Nearly a decade ago, Michael Ezra, Professor of American Multicultural Studies at Sonoma State University, wondered why there was yet no academic journal devoted scholarship on the 1950s and 1960s civil rights movement and related freedom struggles. Dr. Ezra had been writing and publishing about various aspects of the civil rights movement for years, including Civil Rights Movement: People and Perspectives (2009) and Muhammad Ali: The Making of an Icon (2009) and felt that the growing community of talented scholars focused on the civil rights era, a subset of the broader field of African American Studies, was large enough to support a journal. He pitched the idea to several well-known scholars, including Clayborne Carson, then head of the Martin Luther King Center at Stanford (and editor of the King papers) and Peniel Joseph, the historian of Black Power who is now founding director of the LBJ School’s Center for the Study of Race and Democracy at the University of Texas, who then pitched it to others. Soon Dr. Ezra had assembled enough scholars to form a first-rate editorial board with a diverse mix of mid-career scholars who would inform the journal’s decision-making as well as much of its peer review duties.
Early on in the discussions, Dr. Carson suggested that the journal’s scope would need to be expanded and suggested titling it Journal of Civil and Human Rights, which was immediately adopted. This expansion of the journal’s scope required an expansion of the journal’s board to include scholars of disability, the Chicano movement, immigration, and LGBTQ studies.
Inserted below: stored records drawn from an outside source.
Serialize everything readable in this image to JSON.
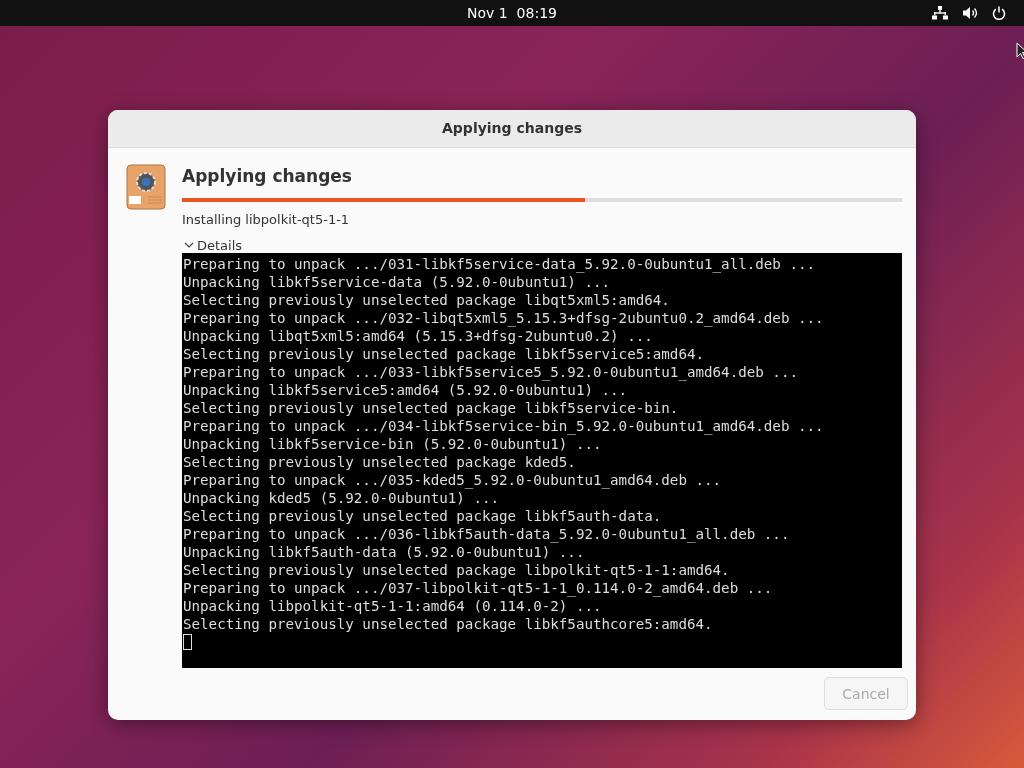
{
  "top_bar": {
    "clock": "Nov 1  08:19"
  },
  "dialog": {
    "title": "Applying changes",
    "heading": "Applying changes",
    "progress": {
      "level": 0.56
    },
    "status": "Installing libpolkit-qt5-1-1",
    "details": {
      "label": "Details",
      "expanded": true
    },
    "terminal_lines": [
      "Preparing to unpack .../031-libkf5service-data_5.92.0-0ubuntu1_all.deb ...",
      "Unpacking libkf5service-data (5.92.0-0ubuntu1) ...",
      "Selecting previously unselected package libqt5xml5:amd64.",
      "Preparing to unpack .../032-libqt5xml5_5.15.3+dfsg-2ubuntu0.2_amd64.deb ...",
      "Unpacking libqt5xml5:amd64 (5.15.3+dfsg-2ubuntu0.2) ...",
      "Selecting previously unselected package libkf5service5:amd64.",
      "Preparing to unpack .../033-libkf5service5_5.92.0-0ubuntu1_amd64.deb ...",
      "Unpacking libkf5service5:amd64 (5.92.0-0ubuntu1) ...",
      "Selecting previously unselected package libkf5service-bin.",
      "Preparing to unpack .../034-libkf5service-bin_5.92.0-0ubuntu1_amd64.deb ...",
      "Unpacking libkf5service-bin (5.92.0-0ubuntu1) ...",
      "Selecting previously unselected package kded5.",
      "Preparing to unpack .../035-kded5_5.92.0-0ubuntu1_amd64.deb ...",
      "Unpacking kded5 (5.92.0-0ubuntu1) ...",
      "Selecting previously unselected package libkf5auth-data.",
      "Preparing to unpack .../036-libkf5auth-data_5.92.0-0ubuntu1_all.deb ...",
      "Unpacking libkf5auth-data (5.92.0-0ubuntu1) ...",
      "Selecting previously unselected package libpolkit-qt5-1-1:amd64.",
      "Preparing to unpack .../037-libpolkit-qt5-1-1_0.114.0-2_amd64.deb ...",
      "Unpacking libpolkit-qt5-1-1:amd64 (0.114.0-2) ...",
      "Selecting previously unselected package libkf5authcore5:amd64."
    ],
    "cancel_button": {
      "label": "Cancel",
      "disabled": true
    }
  }
}
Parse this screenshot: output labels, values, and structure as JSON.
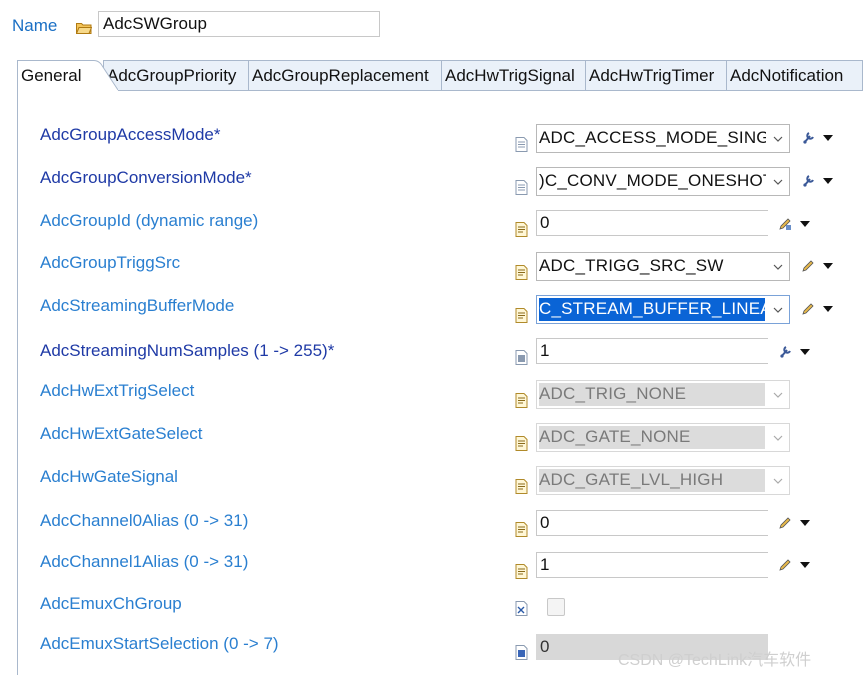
{
  "name_row": {
    "label": "Name",
    "value": "AdcSWGroup",
    "icon": "folder-icon"
  },
  "tabs": [
    {
      "label": "General",
      "active": true
    },
    {
      "label": "AdcGroupPriority",
      "active": false
    },
    {
      "label": "AdcGroupReplacement",
      "active": false
    },
    {
      "label": "AdcHwTrigSignal",
      "active": false
    },
    {
      "label": "AdcHwTrigTimer",
      "active": false
    },
    {
      "label": "AdcNotification",
      "active": false
    }
  ],
  "rows": [
    {
      "label": "AdcGroupAccessMode*",
      "required": true,
      "control": "combo",
      "value": "ADC_ACCESS_MODE_SINGLE",
      "action_icon": "wrench-icon"
    },
    {
      "label": "AdcGroupConversionMode*",
      "required": true,
      "control": "combo",
      "value": ")C_CONV_MODE_ONESHOT",
      "action_icon": "wrench-icon"
    },
    {
      "label": "AdcGroupId (dynamic range)",
      "required": false,
      "control": "text",
      "value": "0",
      "action_icon": "pencil-calc-icon"
    },
    {
      "label": "AdcGroupTriggSrc",
      "required": false,
      "control": "combo",
      "value": "ADC_TRIGG_SRC_SW",
      "action_icon": "pencil-icon"
    },
    {
      "label": "AdcStreamingBufferMode",
      "required": false,
      "control": "combo-selected",
      "value": "C_STREAM_BUFFER_LINEAR",
      "action_icon": "pencil-icon"
    },
    {
      "label": "AdcStreamingNumSamples (1 -> 255)*",
      "required": true,
      "control": "text",
      "value": "1",
      "action_icon": "wrench-icon"
    },
    {
      "label": "AdcHwExtTrigSelect",
      "required": false,
      "control": "combo-disabled",
      "value": "ADC_TRIG_NONE",
      "action_icon": ""
    },
    {
      "label": "AdcHwExtGateSelect",
      "required": false,
      "control": "combo-disabled",
      "value": "ADC_GATE_NONE",
      "action_icon": ""
    },
    {
      "label": "AdcHwGateSignal",
      "required": false,
      "control": "combo-disabled",
      "value": "ADC_GATE_LVL_HIGH",
      "action_icon": ""
    },
    {
      "label": "AdcChannel0Alias (0 -> 31)",
      "required": false,
      "control": "text",
      "value": "0",
      "action_icon": "pencil-icon"
    },
    {
      "label": "AdcChannel1Alias (0 -> 31)",
      "required": false,
      "control": "text",
      "value": "1",
      "action_icon": "pencil-icon"
    },
    {
      "label": "AdcEmuxChGroup",
      "required": false,
      "control": "checkbox",
      "value": "",
      "action_icon": ""
    },
    {
      "label": "AdcEmuxStartSelection (0 -> 7)",
      "required": false,
      "control": "text-disabled",
      "value": "0",
      "action_icon": ""
    }
  ],
  "watermark": "CSDN @TechLink汽车软件",
  "colors": {
    "required_label": "#1f3aa6",
    "optional_label": "#2a7fd0",
    "selection": "#0a64d6",
    "tab_bg": "#eaf1f9"
  }
}
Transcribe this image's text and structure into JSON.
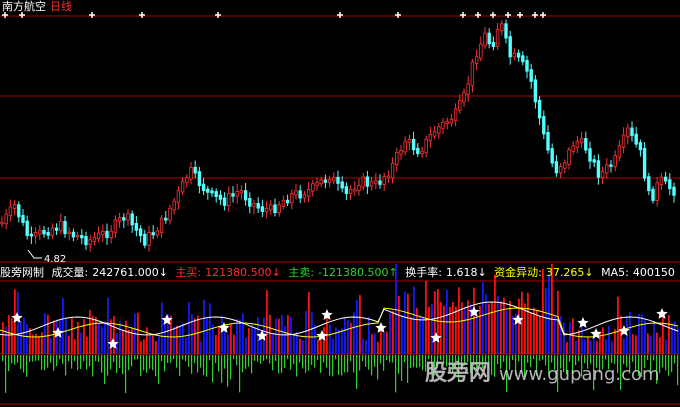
{
  "header": {
    "stock_name": "南方航空",
    "period": "日线"
  },
  "price_panel": {
    "low_label": "4.82"
  },
  "indicator_bar": {
    "name": "股旁网制",
    "volume_label": "成交量:",
    "volume_value": "242761.000↓",
    "buy_label": "主买:",
    "buy_value": "121380.500↓",
    "sell_label": "主卖:",
    "sell_value": "-121380.500↑",
    "turnover_label": "换手率:",
    "turnover_value": "1.618↓",
    "fund_label": "资金异动:",
    "fund_value": "37.265↓",
    "ma5_label": "MA5:",
    "ma5_value": "400150"
  },
  "watermark": {
    "text": "股旁网",
    "url": "www.gupang.com"
  },
  "colors": {
    "up": "#ff3232",
    "down": "#54ffff",
    "grid": "#b00000",
    "buy": "#1818ff",
    "sell": "#ff1010",
    "green": "#30d030",
    "yellow": "#ffff00",
    "white": "#ffffff"
  }
}
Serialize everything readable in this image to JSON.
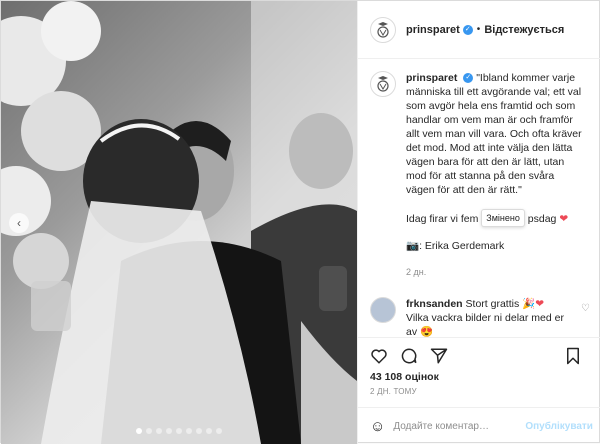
{
  "account": {
    "username": "prinsparet",
    "follow_label": "Відстежується",
    "separator": "•"
  },
  "caption": {
    "username": "prinsparet",
    "quote": "\"Ibland kommer varje människa till ett avgörande val; ett val som avgör hela ens framtid och som handlar om vem man är och framför allt vem man vill vara. Och ofta kräver det mod. Mod att inte välja den lätta vägen bara för att den är lätt, utan mod för att stanna på den svåra vägen för att den är rätt.\"",
    "line2_start": "Idag firar vi fem",
    "line2_end": "psdag",
    "edited_tooltip": "Змінено",
    "heart": "❤",
    "photographer_emoji": "📷",
    "photographer": ": Erika Gerdemark",
    "age": "2 дн."
  },
  "comments": [
    {
      "username": "frknsanden",
      "text": "Stort grattis",
      "emojis": "🎉❤",
      "text2": "Vilka vackra bilder ni delar med er av",
      "emoji2": "😍"
    }
  ],
  "stats": {
    "likes": "43 108 оцінок",
    "time": "2 ДН. ТОМУ"
  },
  "comment_box": {
    "placeholder": "Додайте коментар…",
    "post_label": "Опублікувати"
  },
  "carousel": {
    "count": 9,
    "active_index": 0
  },
  "colors": {
    "verified_blue": "#3897f0",
    "heart_red": "#ed4956",
    "post_disabled": "#b2dffc"
  }
}
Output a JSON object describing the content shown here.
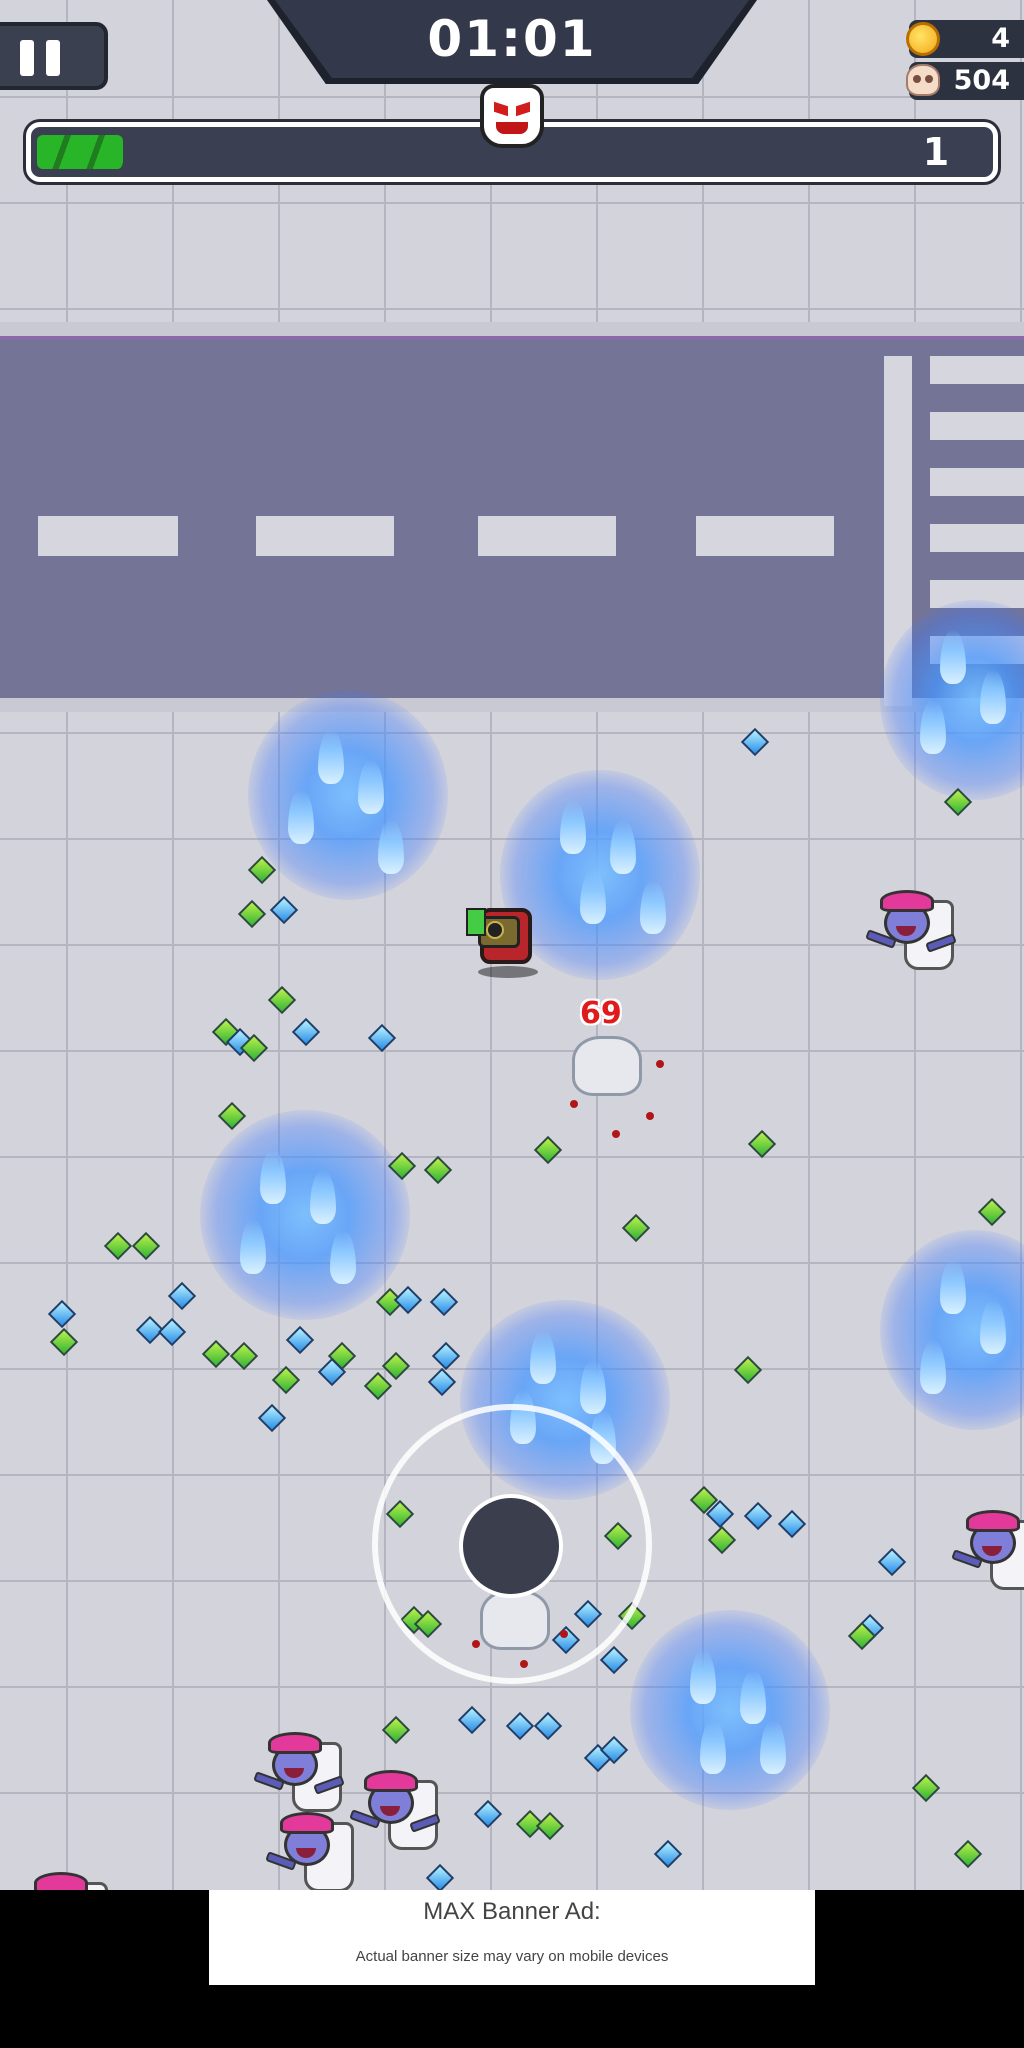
{
  "hud": {
    "timer": "01:01",
    "coins": "4",
    "kills": "504",
    "level": "1",
    "xp_progress": 0.09,
    "pause_icon": "pause-icon",
    "boss_icon": "boss-skull-icon",
    "coin_icon": "coin-icon",
    "kills_icon": "skull-icon"
  },
  "combat": {
    "damage_number": "69"
  },
  "colors": {
    "xp_fill": "#28b628",
    "fire": "#5aa8ff",
    "road": "#747496",
    "floor": "#d3d3dc",
    "damage": "#e01b1b"
  },
  "ad": {
    "title": "MAX Banner Ad:",
    "subtitle": "Actual banner size may vary on mobile devices"
  }
}
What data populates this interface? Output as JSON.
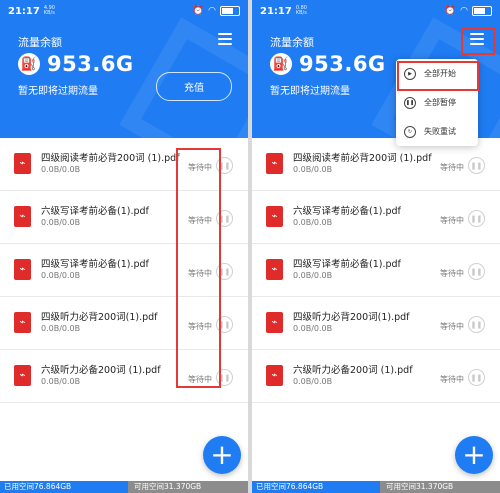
{
  "status_left": {
    "time": "21:17",
    "speed": "4.90 KB/s"
  },
  "status_right": {
    "time": "21:17",
    "speed": "0.80 KB/s"
  },
  "header": {
    "title": "流量余额",
    "amount": "953.6G",
    "expire_note": "暂无即将过期流量",
    "recharge_label": "充值"
  },
  "files": [
    {
      "name": "四级阅读考前必背200词 (1).pdf",
      "size": "0.0B/0.0B",
      "status": "等待中"
    },
    {
      "name": "六级写译考前必备(1).pdf",
      "size": "0.0B/0.0B",
      "status": "等待中"
    },
    {
      "name": "四级写译考前必备(1).pdf",
      "size": "0.0B/0.0B",
      "status": "等待中"
    },
    {
      "name": "四级听力必背200词(1).pdf",
      "size": "0.0B/0.0B",
      "status": "等待中"
    },
    {
      "name": "六级听力必备200词 (1).pdf",
      "size": "0.0B/0.0B",
      "status": "等待中"
    }
  ],
  "footer": {
    "used": "已用空间76.864GB",
    "available": "可用空间31.370GB"
  },
  "menu": {
    "start_all": "全部开始",
    "pause_all": "全部暂停",
    "retry_failed": "失败重试"
  },
  "icons": {
    "fuel": "gas-station-icon",
    "file": "pdf-file-icon",
    "pause": "pause-icon",
    "add": "plus-icon",
    "menu": "hamburger-menu-icon"
  },
  "colors": {
    "brand": "#1f7cf2",
    "highlight": "#e53935",
    "pdf": "#e02b2b"
  }
}
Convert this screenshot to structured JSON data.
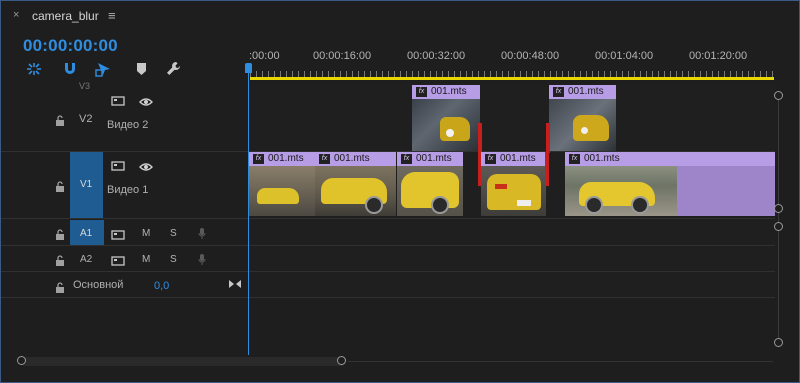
{
  "tab": {
    "close": "×",
    "title": "camera_blur",
    "menu": "≡"
  },
  "timecode": "00:00:00:00",
  "toolbar": [
    "snap-icon",
    "magnet-icon",
    "linked-selection-icon",
    "marker-icon",
    "wrench-icon"
  ],
  "ruler": {
    "labels": [
      ":00:00",
      "00:00:16:00",
      "00:00:32:00",
      "00:00:48:00",
      "00:01:04:00",
      "00:01:20:00"
    ]
  },
  "tracks": {
    "v3": {
      "label": "V3"
    },
    "v2": {
      "label": "V2",
      "name": "Видео 2"
    },
    "v1": {
      "label": "V1",
      "name": "Видео 1"
    },
    "a1": {
      "label": "A1",
      "m": "M",
      "s": "S"
    },
    "a2": {
      "label": "A2",
      "m": "M",
      "s": "S"
    },
    "master": {
      "name": "Основной",
      "value": "0,0"
    }
  },
  "clips": {
    "fx": "fx",
    "name": "001.mts"
  },
  "colors": {
    "accent": "#2f8de0",
    "clip": "#9e85c9",
    "clip_header": "#b79ce6",
    "target": "#1f5c92",
    "work_area": "#e8d800",
    "transition": "#c81e1e"
  }
}
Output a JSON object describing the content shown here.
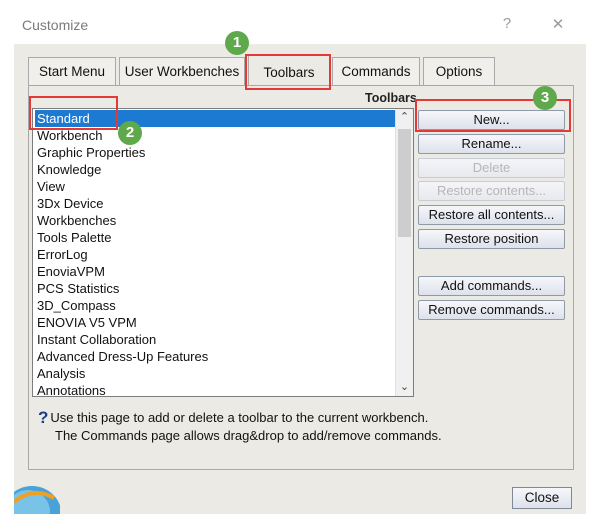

Now in its seventh year of publication, the interdisciplinary, peer-reviewed JCHR is anchored by an editorial board that includes the recent winner of the Pulitzer Prize in history Heather Thompson (Blood in the Water, 2017) and the recent National Book Award winner in non-fiction Ibram X. Kendi (Stamped from the Beginning, 2016).
“Under Mike Ezra’s editorship, The Journal of Civil and Human Rights has published cutting edge work on gender in the civil rights movement, on Black Ivy League activism, on police professionalization, how Gen X and younger scholars apprehend the freedom struggles of earlier generations, and a host of necessary topics” said Dean Hollis Robbins. “Our students are tremendously fortunate to have access to some of the most important scholars writing on diversity, equity, and inclusion from a scholarly perspective.” Kim Hester Williams, Chair of AMCS, echoes these statements adding that "the journal continues to be a much needed critical intervention that aligns with the core values and function of our department and, most importantly, our mission as faculty to guide and to support students in building a world that promotes equity and racial justice."
The Journal’s powerhouse editorial board, which includes over forty scholars, makes Sonoma State University a hub for high-quality, publicly visible scholarship and positions it at the center of the national academic conversation on civil and human rights, where scholars and students can tap into the most important networks that constitute these subfields. In 2016, the AMCS department was honored to bring Dr. Kendi to The Hub on campus for a talk about his award-winning book.
The strong quality of scholarship in the JCHR, endorsed and informed by the editorial board, ensures that the journal will impact various fields and contribute to important dialogues for many years. A recent JCHR article, on journalist Charles Johnson, won the 2019 Farrar Award for Media and Civil Rights History.
Other universities, such as Mills College and the University of Texas, have begun to notice the journal’s work, and have used it to understand and promote their own histories.